More efficient machine vision technology modeled on human vision
Prof. Robert Dick and advisee Ekdeep Singh Lubana developed a new technique that significantly improves the efficiency of machine vision applications
Prof. Robert Dick and Ekdeep Singh Lubana at the University of Michigan have developed a more efficient technique for machine vision by modeling it on human vision. By simply manipulating a camera’s firmware, the technique cuts energy consumption by 80% and has almost no impact upon accuracy when used for practical vision applications, like license plate recognition and facial recognition. Called “Digital Foveation,” it’s also faster than conventional methods.
“It’ll make new things and things that were infeasible before, practical,” Dick said. “Instead of having to change a battery once a week, for example, it’ll work for five weeks.”
Whether helping inspect and sort products or determining whether the object in front of a driverless car is a pedestrian or a paper bag, machine vision plays a critical role in our increasingly automated life. It has had a tremendous impact on security, healthcare, banking, transportation, and industry, and its applications are expected to have a market value of $15.46 billion by 2022.

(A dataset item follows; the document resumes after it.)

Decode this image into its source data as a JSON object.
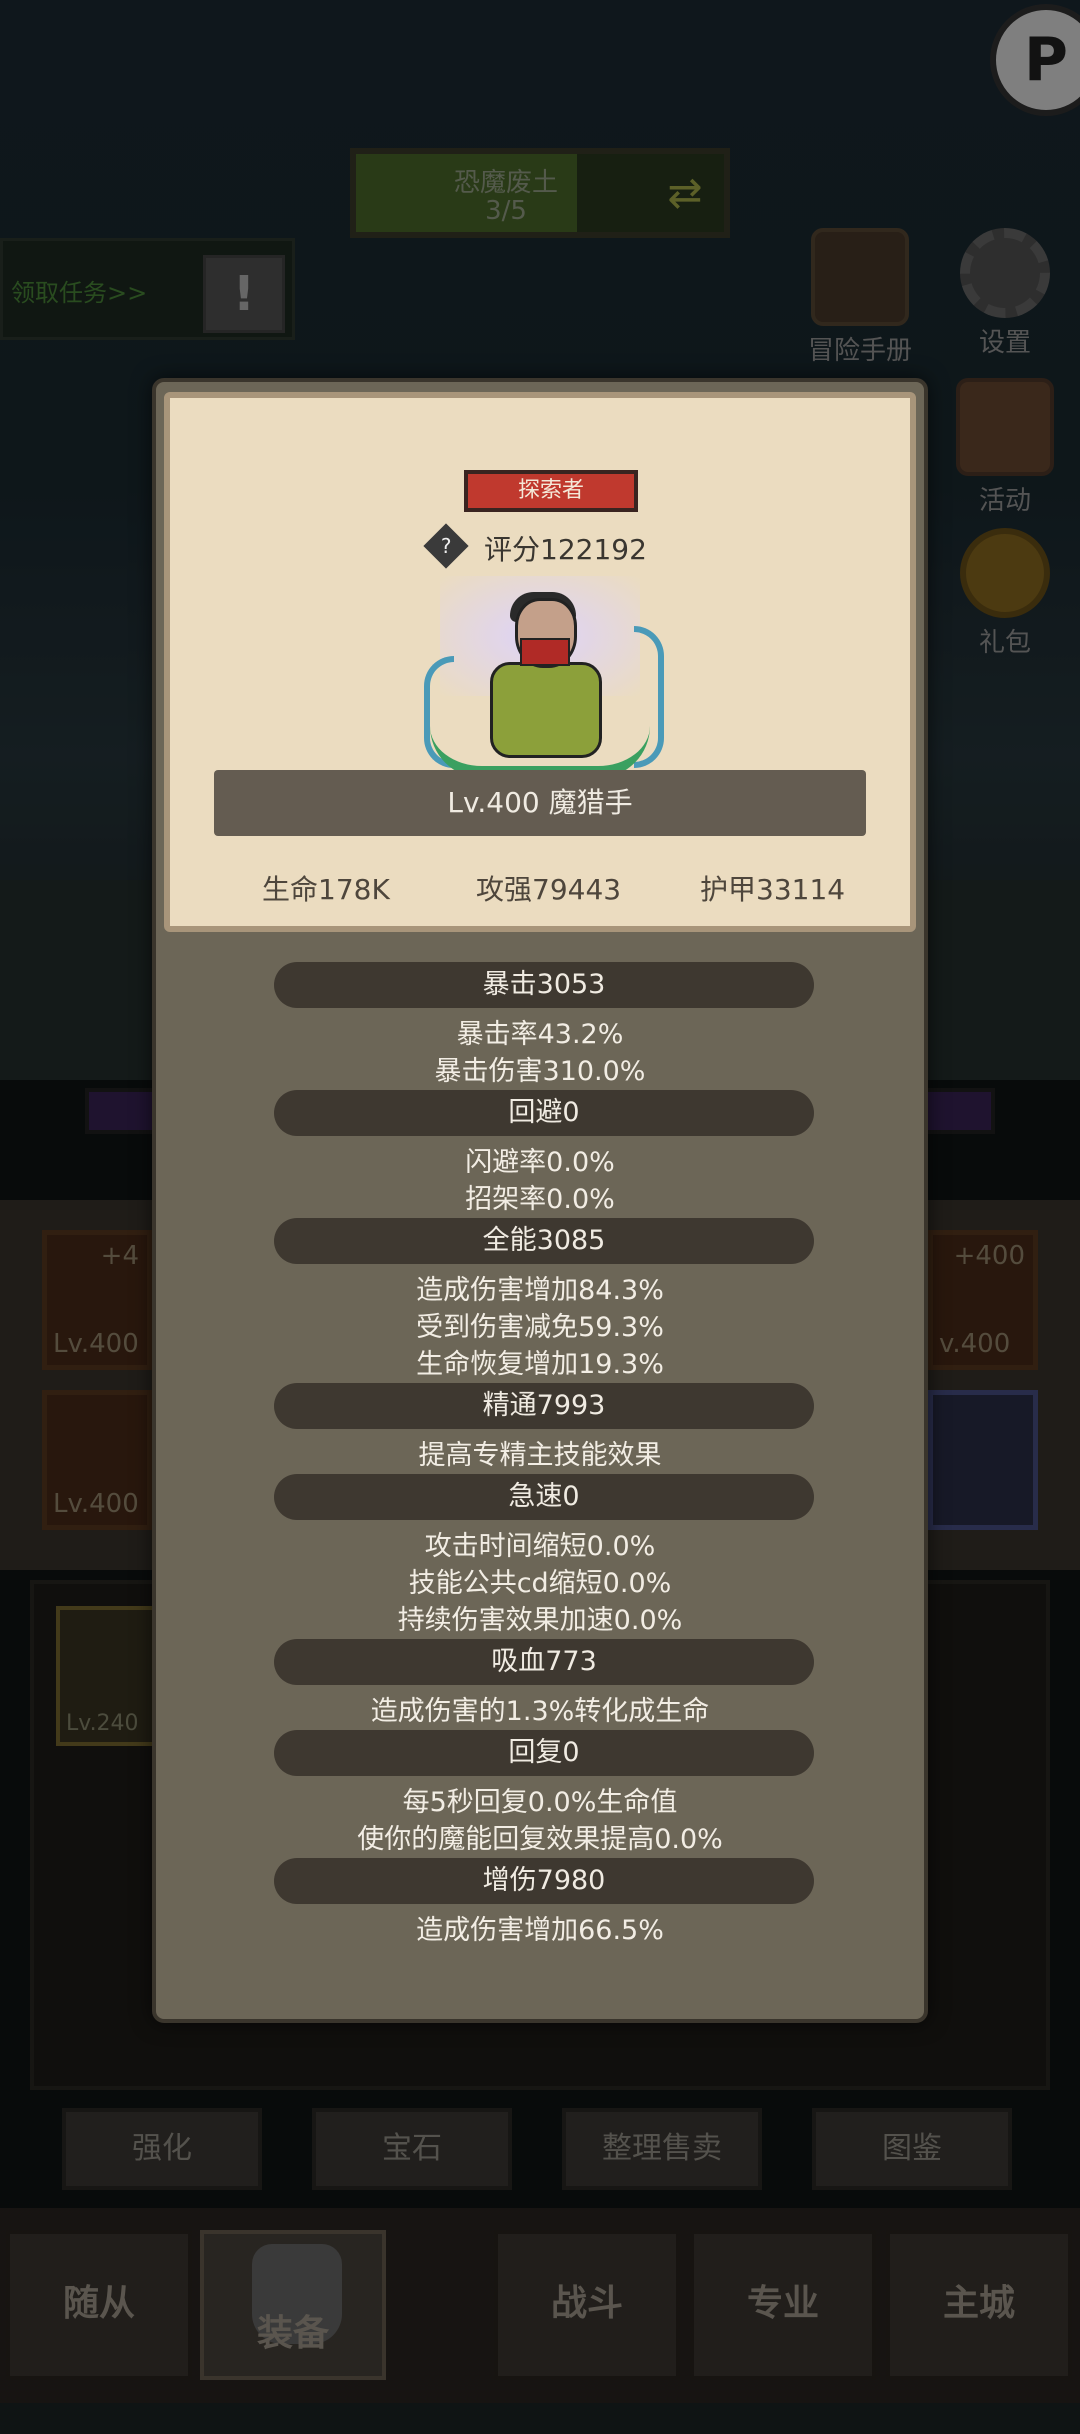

It'll make new things and things that were infeasible before, practical.
Prof. Robert Dick
However, today’s machine vision is limited. Due to the power and computational demands of machine vision algorithms, even the simple task of recognizing license plates can be demanding for a computer.
Currently, when computers visually analyze a scene, they use a camera to capture a uniform, high-resolution image, and then they transfer the data over to an application’s processor. The processor runs image classification algorithms, and it costs a lot of energy and time to transfer and process all the data.
Humans, however, gather and process visual information in a far more efficient manner. Human retinas have only a small area supporting high-resolution vision, which is a central, dense sensing region called the “fovea.” By looking around, humans are able to see different parts of their surroundings at different resolutions, capturing the most important areas at high resolution while using low-resolution capture for less-important details. This information is then pieced together to draw inferences about the scene.
Dick’s team modified a computer camera so it would mimic humans by only capturing high-resolution information within a certain bounding box. Those data are sent to an application processor, which uses a machine learning algorithm to assess the information. If it needs more information, it tells the camera where to look next to gather more detail.
While previous researchers have tried to model machine vision on biological organisms, their methods required cumbersome and often unreliable systems. For example, researchers have used variable-resolution camera lenses and gimbals to mechanically turn the camera. Dick and Lubana accomplish the same goal by manipulating the camera’s firmware and the machine learning algorithms, making their technique – called “Digital Foveation” after the fovea that inspired the technique – much easier to use in practice.
Dick and Lubana tested the technique on license plate recognition because it’s straightforward to compare with prior techniques. According to the researchers, the application accounts for 100-billion image captures per year. Future work will expand the technique to other applications, including video.
The research was published as “Digital Foveation: an Energy-Aware Machine Vision Framework” by Dick and Lubana and presented at the 2018 International Conference on Hardware/Software Codesign and System Synthesis. Their follow-up work on capturing only the data needed for machine vision task accuracy is scheduled to appear at the 2019 Data Compression Conference.